I'm glad you love LA like me though :) :) :) :) :) :) :cheers: :cheers: :cheers: :cheers:
VansTripp January 9th, 2005, 01:45 AM Hey Blink,
Why do you always PM me asking for me to help you out in threads when people talk bad about LA, and then are also talking trash about me. THIS CHICAGO GANG HAS BEEN TALKING TRASH ABOUT LA FOREVER. ALWAYS SAYING WE ARE A BIG SUBURB AND NOT DENSE. LA IS A REAL CITY, AMERICA"S SECOND CITY.
I'm glad you love LA like me though :) :) :) :) :) :) :cheers: :cheers: :cheers: :cheers:
I know, I feel like 100% tired of all Chicagoian bumped our forum. I refused to live in Chicago though. Chicagoian insulted to Miami about Miami is poorest city in US, that hurts my feeling because I'm born in Miami.
Get all fucking Chicagoian off from our forum, only Chicagoian who support LA then welcome to post here.
aion26 January 9th, 2005, 01:51 AM delete
Jules January 9th, 2005, 03:31 AM I know, I feel like 100% tired of all Chicagoian bumped our forum. I refused to live in Chicago though.
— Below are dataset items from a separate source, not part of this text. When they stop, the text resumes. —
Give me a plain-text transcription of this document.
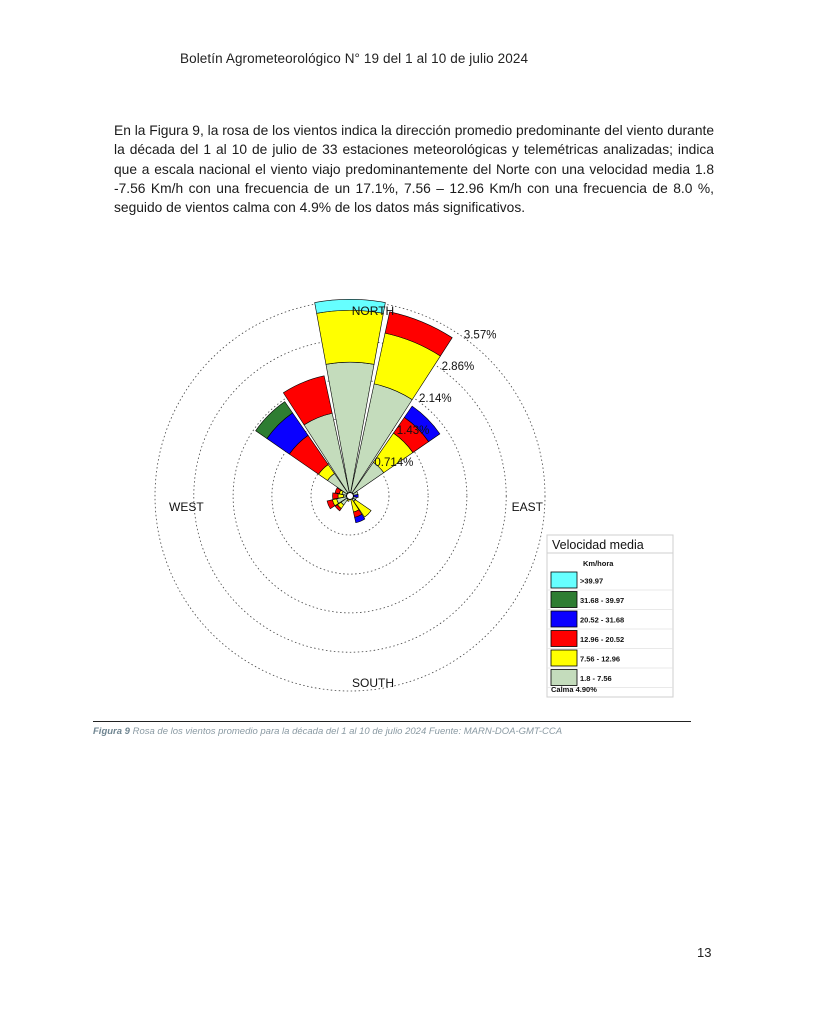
Boletín Agrometeorológico N° 19 del 1 al 10 de julio 2024
En la Figura 9, la rosa de los vientos indica la dirección promedio predominante del viento durante la década del 1 al 10 de julio de 33 estaciones meteorológicas y telemétricas analizadas; indica que a escala nacional el viento viajo predominantemente del Norte con una velocidad media 1.8 -7.56 Km/h con una frecuencia de un 17.1%, 7.56 – 12.96 Km/h con una frecuencia de 8.0 %, seguido de vientos calma con 4.9% de los datos más significativos.
0.714%
1.43%
2.14%
2.86%
3.57%
NORTH
EAST
SOUTH
WEST
Velocidad media
Km/hora
>39.97
31.68 - 39.97
20.52 - 31.68
12.96 - 20.52
7.56 - 12.96
1.8 - 7.56
Calma 4.90%
Figura 9 Rosa de los vientos promedio para la década del 1 al 10 de julio 2024 Fuente: MARN-DOA-GMT-CCA
13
Chicagoian insulted to Miami about Miami is poorest city in US, that hurts my feeling because I'm born in Miami.
Get all ####### Chicagoian off from our forum, only Chicagoian who support LA then welcome to post here.
No one said Miami is the poorest city in America, they were responding to your comment about Miami having a larger economy than Chicago, which is absolutely 100% false.
savvysearch January 9th, 2005, 08:04 AM USC is expected to be even better next year. Starting lineup are mostly juniors. Leinart who won the Heisman this year may possibly opt out to go to the NFL, but John David Booty supposedly is an equally good quarterback.
VansTripp January 9th, 2005, 08:33 AM No one said Miami is the poorest city in America, they were responding to your comment about Miami having a larger economy than Chicago, which is absolutely 100% false.
No, It's all not false. I supposed in Miami have more skyscraper next 10 years so you will watch it. It earned billion of $$$ but Chicago do nothing with economy.
Don't insult to Miami, Miami is just smaller than Chicago that why.
Jules January 9th, 2005, 11:11 PM No, It's all not false. I supposed in Miami have more skyscraper next 10 years so you will watch it. It earned billion of $$$ but Chicago do nothing with economy.
Don't insult to Miami, Miami is just smaller than Chicago that why.
Miami is going to have more skyscrapers than Chicago, in the next 10 years!?
:rofl:
And how exactly do we do nothing with our economy? We built Millenium Park from our economy. :weirdo:
CarsonCaliBrotha January 9th, 2005, 11:27 PM Seeing Ashley Simpson getting booed off the stage was better than seeing USC destroy OSU.
Ashlee Simpson is Gollum from LOTR's long lost sister. Just wanted to let you know that.
Dale January 10th, 2005, 12:33 AM Well, obviously there is a huge disparity between feelings and facts there eh? But then again from what I've gathered of your posts, you are none to fond of facts.
City of Chicago election results
Total votes 1032878
Kerry
839496
81.28%
Bush
188056
18.21%
Yeah, real rabid red-staters here. :bash:
Wow ! I didn't know Bush did that well in Chicago. He increased his share of the popular vote damn near everywhere.
Dale January 10th, 2005, 12:35 AM Still would have liked to see USC square off against Auburn though. Not saying that Auburn would have won, but I'm confident the game would have been competitive.